One of Britain’s leading computer scientists has been appointed as chair of the new National Centre for Computing Education (NCCE), it can be announced today.
Simon Peyton Jones of Microsoft Research has achieved worldwide recognition for his work on programming language among other things and will now lead the work of the centre as it improves the teaching of computing and drives up participation in computer science.
Professor Peyton Jones said:
The National Centre offers a once-in-a-generation opportunity to firmly establish computer science as a foundational subject discipline that will enable all our young people to be active participants in the complex digital world that surrounds them.
I am delighted to have a role in translating the big vision of the new computing curriculum into a vibrant reality in every classroom in the country.
As the chair of the National Centre for Computing Education, Professor Peyton Jones will uphold the integrity of computing as an academic discipline across all the resources, guidance and professional development for teachers that the centre provides.
School Standards Minister Nick Gibb said:
This appointment reflects the Government’s determination to make sure pupils are computer literate and versed in the fundamentals of computer science and computer programming.
Professor Peyton Jones brings a wealth of experience and expertise to this role. This will be vital in making sure the centre, which is backed by a consortium made up of some of the country’s most accomplished tech organisations, is able to train teachers in the latest digital skills.

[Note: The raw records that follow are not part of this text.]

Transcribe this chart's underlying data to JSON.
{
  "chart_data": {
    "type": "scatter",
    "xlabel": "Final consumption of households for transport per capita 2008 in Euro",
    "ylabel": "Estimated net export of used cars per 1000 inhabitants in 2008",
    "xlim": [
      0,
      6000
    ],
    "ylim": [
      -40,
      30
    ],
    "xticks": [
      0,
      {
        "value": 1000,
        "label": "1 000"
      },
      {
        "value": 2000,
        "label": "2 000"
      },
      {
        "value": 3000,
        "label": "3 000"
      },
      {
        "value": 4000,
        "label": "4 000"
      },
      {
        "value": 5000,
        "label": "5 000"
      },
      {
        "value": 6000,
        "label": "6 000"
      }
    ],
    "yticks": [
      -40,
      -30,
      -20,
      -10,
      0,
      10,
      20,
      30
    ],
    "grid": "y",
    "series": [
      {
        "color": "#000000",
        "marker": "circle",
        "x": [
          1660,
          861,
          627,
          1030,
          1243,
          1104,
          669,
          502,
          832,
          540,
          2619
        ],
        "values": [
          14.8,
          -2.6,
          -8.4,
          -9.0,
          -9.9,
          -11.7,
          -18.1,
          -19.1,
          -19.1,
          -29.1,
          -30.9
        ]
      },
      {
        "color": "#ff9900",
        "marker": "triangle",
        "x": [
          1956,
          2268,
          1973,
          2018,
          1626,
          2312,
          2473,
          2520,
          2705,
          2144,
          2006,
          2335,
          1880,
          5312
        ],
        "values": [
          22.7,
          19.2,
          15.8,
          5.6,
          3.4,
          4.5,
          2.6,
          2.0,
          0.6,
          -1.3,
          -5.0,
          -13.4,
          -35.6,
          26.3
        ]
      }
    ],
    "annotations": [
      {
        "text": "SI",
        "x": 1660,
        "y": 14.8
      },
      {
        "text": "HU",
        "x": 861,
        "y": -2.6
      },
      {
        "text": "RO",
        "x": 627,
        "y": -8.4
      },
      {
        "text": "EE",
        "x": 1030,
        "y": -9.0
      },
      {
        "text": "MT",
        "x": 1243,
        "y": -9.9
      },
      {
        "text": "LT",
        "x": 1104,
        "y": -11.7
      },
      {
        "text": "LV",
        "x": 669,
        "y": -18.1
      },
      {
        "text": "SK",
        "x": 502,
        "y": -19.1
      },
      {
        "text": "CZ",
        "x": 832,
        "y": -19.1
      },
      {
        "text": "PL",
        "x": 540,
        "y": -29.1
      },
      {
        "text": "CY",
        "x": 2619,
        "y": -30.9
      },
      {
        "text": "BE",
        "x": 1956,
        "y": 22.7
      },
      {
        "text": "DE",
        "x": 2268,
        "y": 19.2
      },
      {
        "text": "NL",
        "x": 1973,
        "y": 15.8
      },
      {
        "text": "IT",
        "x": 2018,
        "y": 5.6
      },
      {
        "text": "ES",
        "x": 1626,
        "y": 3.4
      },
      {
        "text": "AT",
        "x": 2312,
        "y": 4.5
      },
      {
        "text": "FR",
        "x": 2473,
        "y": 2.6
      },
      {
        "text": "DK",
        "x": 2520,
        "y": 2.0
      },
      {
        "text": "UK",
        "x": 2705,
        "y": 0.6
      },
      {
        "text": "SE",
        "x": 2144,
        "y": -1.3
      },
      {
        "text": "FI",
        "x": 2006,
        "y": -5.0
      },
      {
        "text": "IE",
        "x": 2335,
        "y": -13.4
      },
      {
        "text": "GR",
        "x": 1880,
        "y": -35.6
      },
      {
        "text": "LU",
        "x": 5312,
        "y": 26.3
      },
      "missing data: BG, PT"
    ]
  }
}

The National Centre is working with schools across England to improve teaching of computing and to drive up participation in computer science at GCSE and A-Level.
A consortium made up of STEM Learning, British Computer Society (BCS) and the Raspberry Pi Foundation are delivering the work of the NCCE, backed by up to £84 million of government funding.
The National Centre will operate virtually through a national network of up to 40 school-led Computing Hubs to provide training and resources to primary and secondary schools, and an intensive training programme for secondary teachers without a post A-Level qualification in computer science. The centre will also develop an A level programme to better prepare A level students for further study and employment in digital roles.
The National Centre will work with the University of Cambridge, with a further £1 million investment from Google.